A top central banker has warned of the damage the rush to ‘Net-Zero’ risks doing to Europe’s economy, and illustrates the point by noting erasing Europe’s built heritage would be necessary to meet extreme green demands.
Among comments by Paolo Angelini, deputy governor at the Bank of Italy about European Net Zero targets which, in his opinion, risk doing more harm than good, the central banker articulated what level of change would actually be needed from Europeans to meet those demands.
While saying pushing Europe to net zero risks destabilising the continent’s economy and undermining Europe’s ability to lead on green issues globally, the top economist made his point by revealing he’d asked his team at the Bank of Italy what would be necessary just to make the single institution that he leads compliant.
Angelini revealed the shocking response, remarking in an interview with Politico: “They told me: ‘If you allow us to tear down all our historical buildings and build energy efficient ones, then we can do it’.”
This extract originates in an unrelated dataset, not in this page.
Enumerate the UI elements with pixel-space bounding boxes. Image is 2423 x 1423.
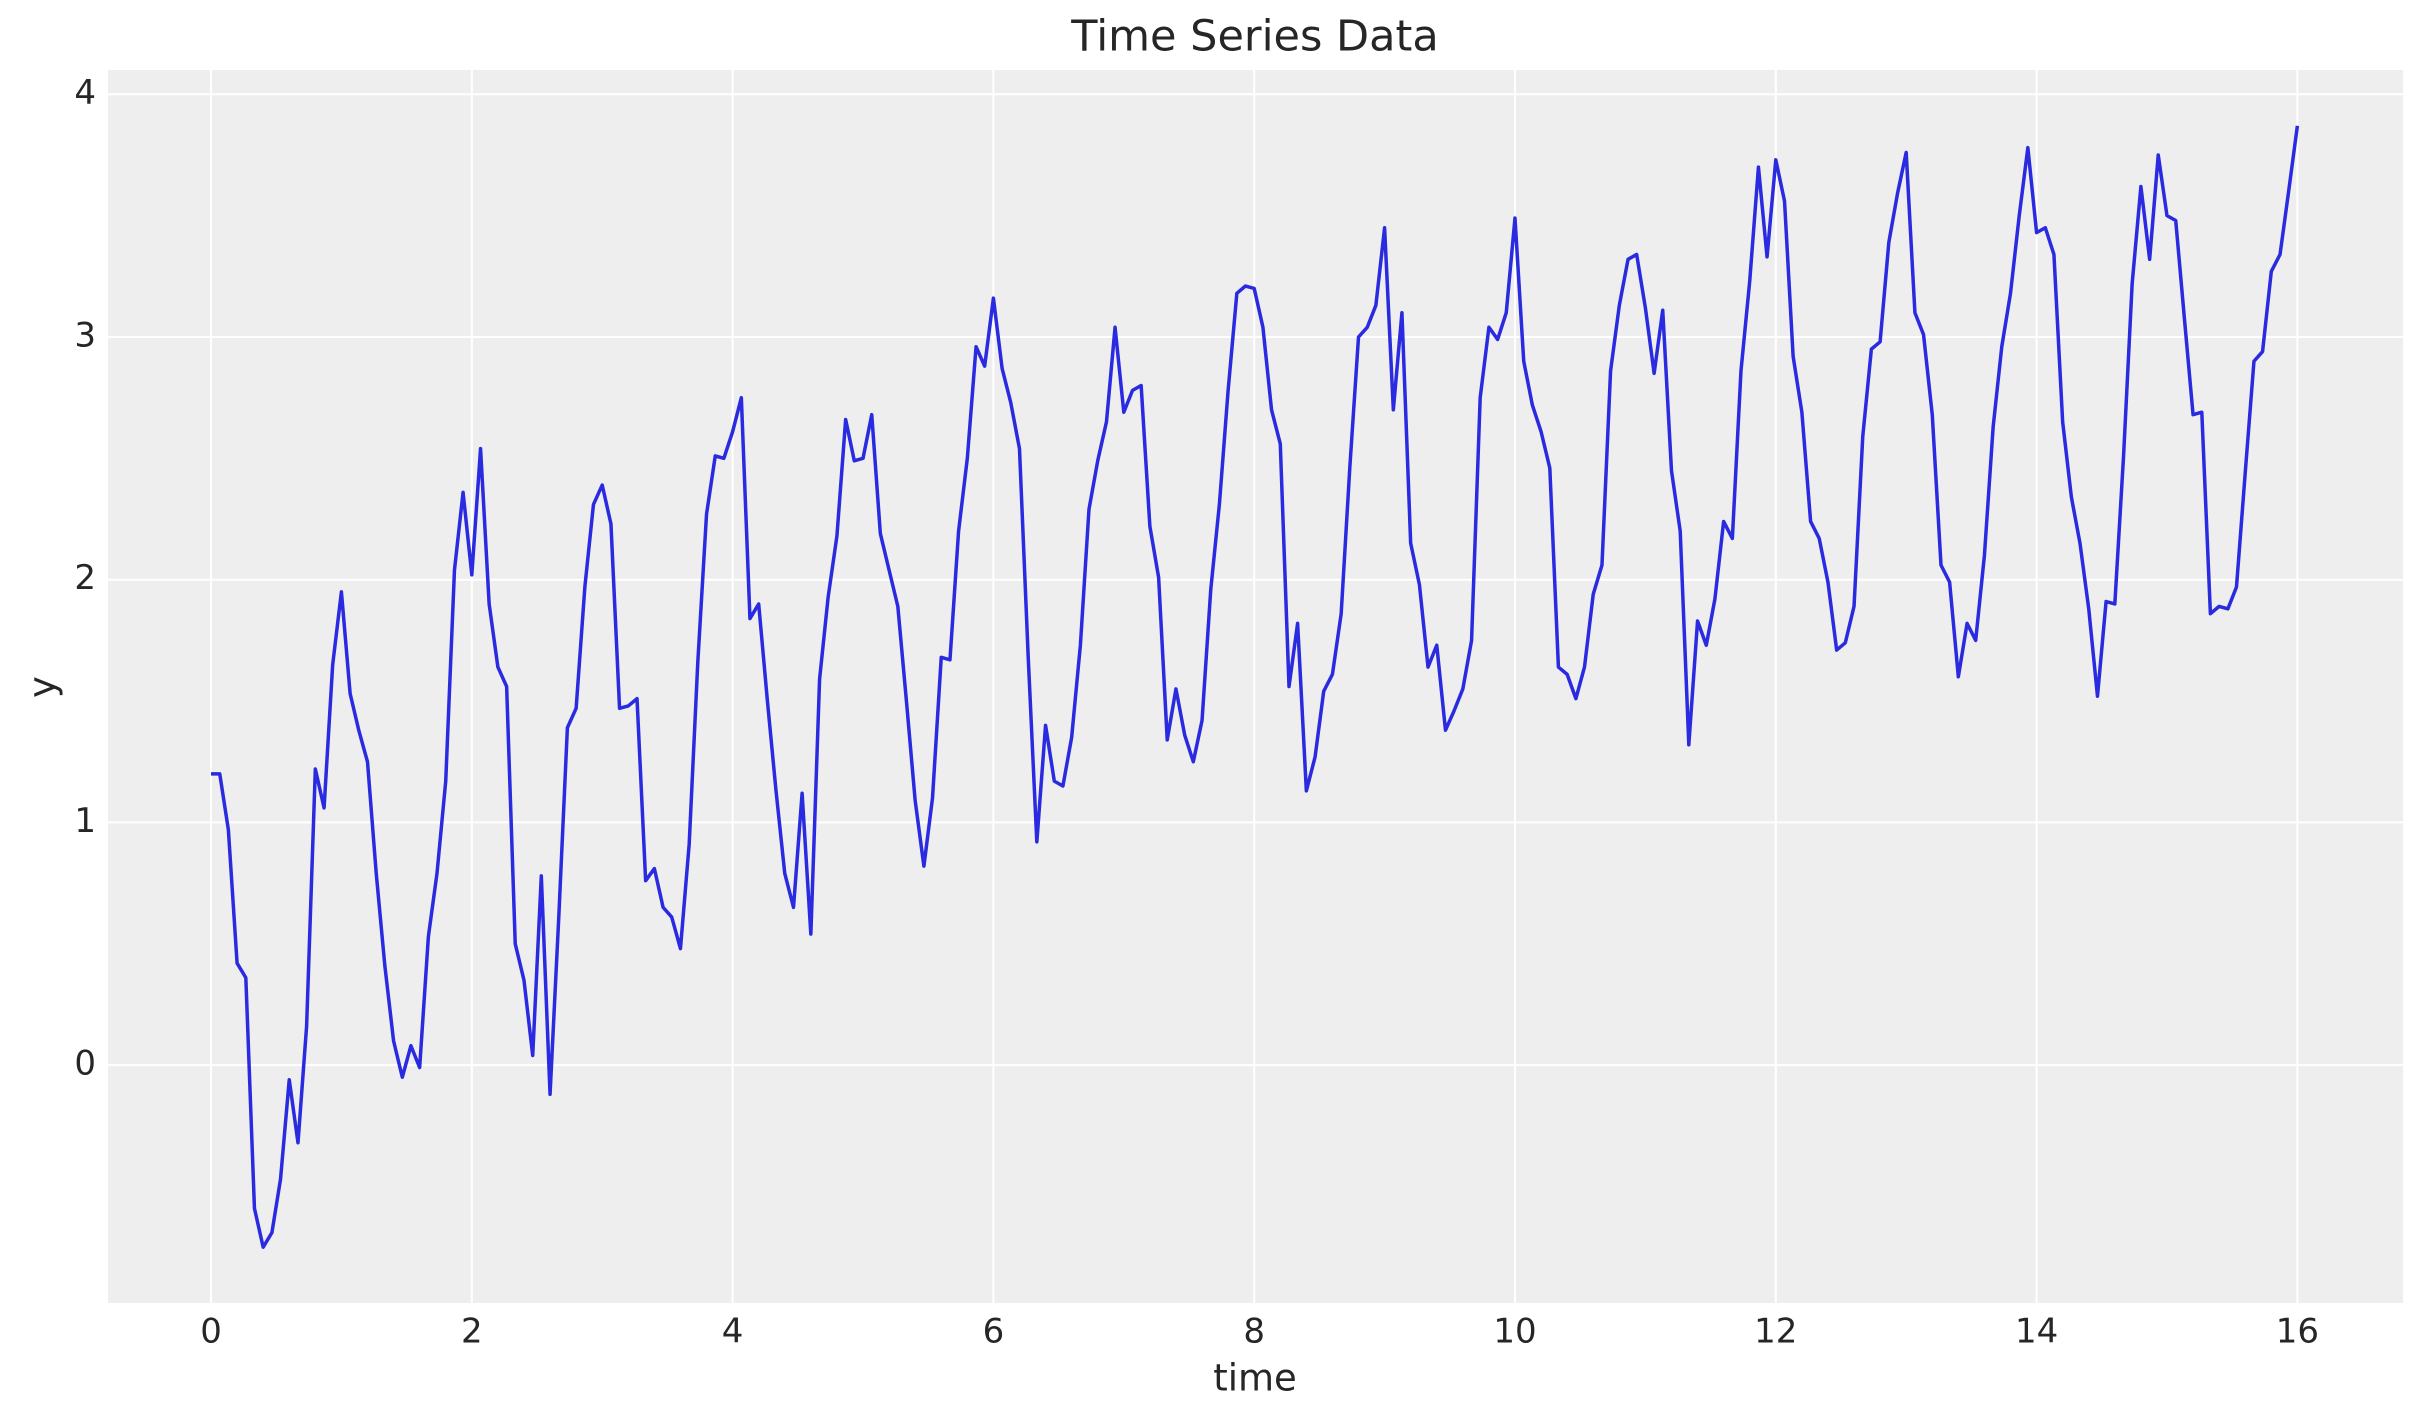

The Bank of Italy wouldn’t be committing itself to net zero any time soon, said Angelini. This was not because he didn’t believe in the cause, but simply because with the technology presently available, he didn’t think it was physically possible. He said: “For the time being I am refraining from raising my hand and saying at the Bank of Italy we’re going to net zero, because I don’t have the technology, the ability to be certain about the pledge.”
Reflecting on the central banker’s remarks — which may possibly have been tongue-in-cheek — Politico itself mused: “it’s a potent symbol of the trade-offs that the green transition demands: how much of Europe’s present — and past — is it willing to risk to secure its future?”.
The Bank of Italy itself is headquartered in the Palazzo Koch in Italy, an impressively grand 19th-century palace named for its architect which features a money museum and significant interiors and staterooms.
While study after study shows the general public far prefers traditional architecture, the matter does fall on partisan lines to some degree. U.S. President Donald Trump signed an order requiring a classical architectural style (Roman or Greek revival) for Federal buildings: President Biden revoked it. In the United Kingdom, an advisor to hard-left London mayor Sadiq Khan said traditional architecture is “offensive” because it, in her view, “harks back to oppression”.
The French government wanted a modernist rebuild of Notre Dame Cathedral after the devastating fire in 2019, and fought a sustained battle against traditionalists in parliament and the public to get their vision. In the end, the traditionalists won a full historic rebuild.
While net-zero extremists could demolish historic buildings with promises of more environmentally friendly modern replacements, it isn’t as if architects today have the answers. As previously reported, recent modern grand projects to create homes for large governmental organisations have run considerably over budget and over time compared to their traditional architecture alternatives.
In One particularly egregious case, the Scottish Parliament cost four times its budget and has needed remedial work on its roof since, as the aggressively modernist design failed to meet the most basic and ancient requirement for a building: that it keeps the rain out.